Granted, I’m probably following this story closer than most because I have a Sidekick in my pocket. (Actually, it’s not in my pocket this instant because it’s plugged in lest it run low on batteries and lose all its data forever.) I hosted the first developer dinner, when it was still called the Hiptop. I wrote its first calculator. (That’s right, it originally shipped without a calculator or an alarm clock.) I’ve upgraded through four different versions of the handset. I’ve been a loyal customer. Even when Sidekick retargeted its marketing to blinged-out rappers, I stuck by its side(kick).
So the fact that they completely blew this totally basic operation is simply infuriating. I mean, come on. This isn’t hard stuff. There are so many spectacular ways for problems to arise, but no backups? That’s just… demoralizing.

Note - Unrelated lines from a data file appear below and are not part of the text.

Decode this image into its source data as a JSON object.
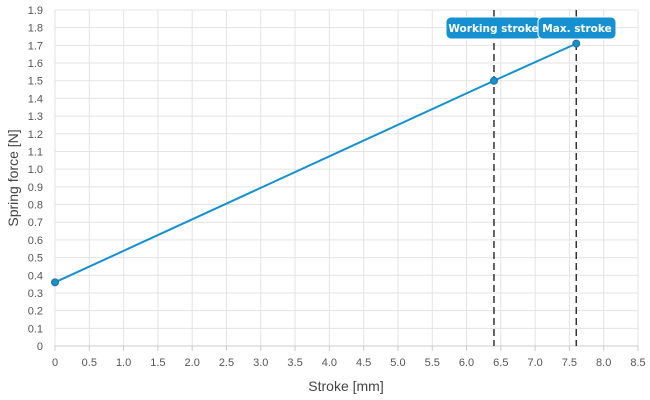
{
  "chart_data": {
    "type": "line",
    "title": "",
    "xlabel": "Stroke [mm]",
    "ylabel": "Spring force [N]",
    "xlim": [
      0,
      8.5
    ],
    "ylim": [
      0,
      1.9
    ],
    "x_ticks": [
      0,
      0.5,
      1.0,
      1.5,
      2.0,
      2.5,
      3.0,
      3.5,
      4.0,
      4.5,
      5.0,
      5.5,
      6.0,
      6.5,
      7.0,
      7.5,
      8.0,
      8.5
    ],
    "y_ticks": [
      0,
      0.1,
      0.2,
      0.3,
      0.4,
      0.5,
      0.6,
      0.7,
      0.8,
      0.9,
      1.0,
      1.1,
      1.2,
      1.3,
      1.4,
      1.5,
      1.6,
      1.7,
      1.8,
      1.9
    ],
    "grid": true,
    "series": [
      {
        "x": [
          0,
          6.4,
          7.6
        ],
        "y": [
          0.36,
          1.5,
          1.71
        ],
        "color": "#1590d0"
      }
    ],
    "markers": [
      {
        "label": "Working stroke",
        "x": 6.4,
        "y": 1.5
      },
      {
        "label": "Max. stroke",
        "x": 7.6,
        "y": 1.71
      }
    ],
    "colors": {
      "line": "#1590d0",
      "callout": "#1590d0",
      "grid": "#e3e3e3",
      "marker_line": "#333333"
    }
  }
}
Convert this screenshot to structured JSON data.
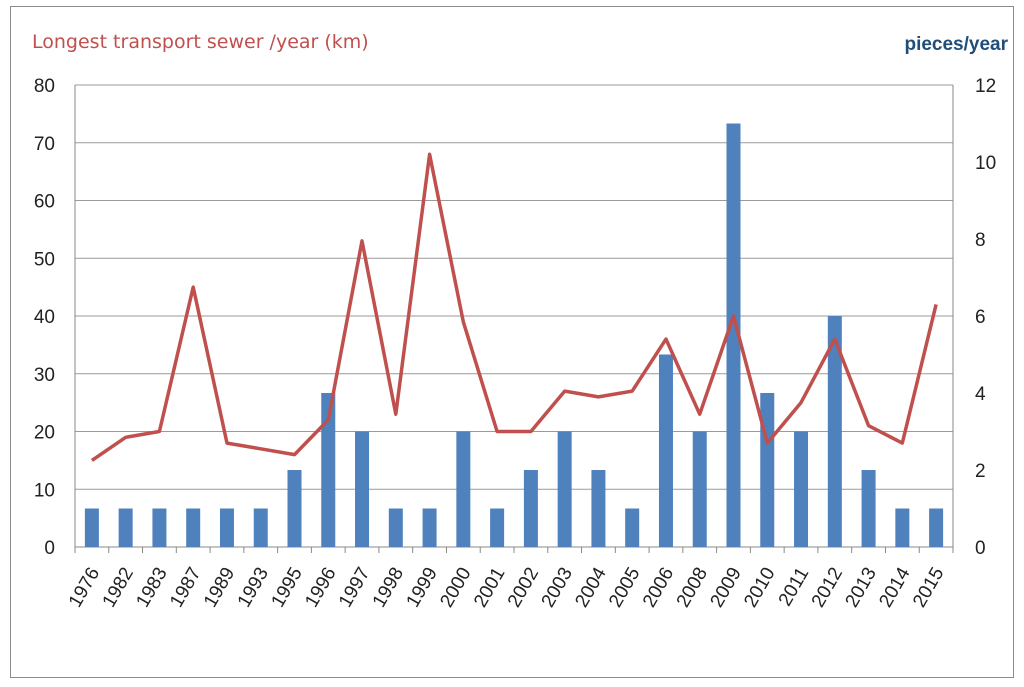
{
  "chart_data": {
    "type": "bar+line",
    "title_left": "Longest transport sewer  /year (km)",
    "title_right": "pieces/year",
    "categories": [
      "1976",
      "1982",
      "1983",
      "1987",
      "1989",
      "1993",
      "1995",
      "1996",
      "1997",
      "1998",
      "1999",
      "2000",
      "2001",
      "2002",
      "2003",
      "2004",
      "2005",
      "2006",
      "2008",
      "2009",
      "2010",
      "2011",
      "2012",
      "2013",
      "2014",
      "2015"
    ],
    "bars": {
      "axis": "right",
      "color": "#4f81bd",
      "values": [
        1,
        1,
        1,
        1,
        1,
        1,
        2,
        4,
        3,
        1,
        1,
        3,
        1,
        2,
        3,
        2,
        1,
        5,
        3,
        11,
        4,
        3,
        6,
        2,
        1,
        1
      ]
    },
    "line": {
      "axis": "left",
      "color": "#c0504d",
      "values": [
        15,
        19,
        20,
        45,
        18,
        17,
        16,
        22,
        53,
        23,
        68,
        39,
        20,
        20,
        27,
        26,
        27,
        36,
        23,
        40,
        18,
        25,
        36,
        21,
        18,
        42
      ]
    },
    "left_axis": {
      "ylim": [
        0,
        80
      ],
      "ticks": [
        "0",
        "10",
        "20",
        "30",
        "40",
        "50",
        "60",
        "70",
        "80"
      ],
      "color": "#c0504d"
    },
    "right_axis": {
      "ylim": [
        0,
        12
      ],
      "ticks": [
        "0",
        "2",
        "4",
        "6",
        "8",
        "10",
        "12"
      ],
      "color": "#1f4e79"
    },
    "grid": true
  }
}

Anyway, why am I taking this depressing walk down memory lane? So I can say this: I commit to you, loyal Expensify users, that this will never, ever happen to you. Not on my watch. (And given that I’m the CEO, my watch is 24/7.)
Here’s why:
Expensify runs three geo-redundant datacenters, located in three different cities using different ISPs, replicated in realtime using distributed two-phase commit transactions. This means even if two of those cities suddenly fell off the face of the earth, we still wouldn’t lose a single transaction. Furthermore, we do 2 different nightly backups of the database to a storage volume that itself is backed up many times over — in entirely different datacenters. All this is encrypted in more ways you can count (including ways that even I don’t have the authority to decrypt), with procedures in place for how to recover from backups or even rebuild the entire site from scratch at a moment’s notice.
Anyway, I don’t know where I’m going with this. It’s just so absurd for a company like Microsoft to lose *everything* on their customers. I mean, we back up even our *log files* twice nightly. To not back up your customer data is downright offensive. Security and reliability aren’t just good ideas. They’re obvious ideas. Obvious ideas that we take incredibly seriously, even other trusted names don’t.
No matter who you are, no matter how careless you are, you can use Expensify.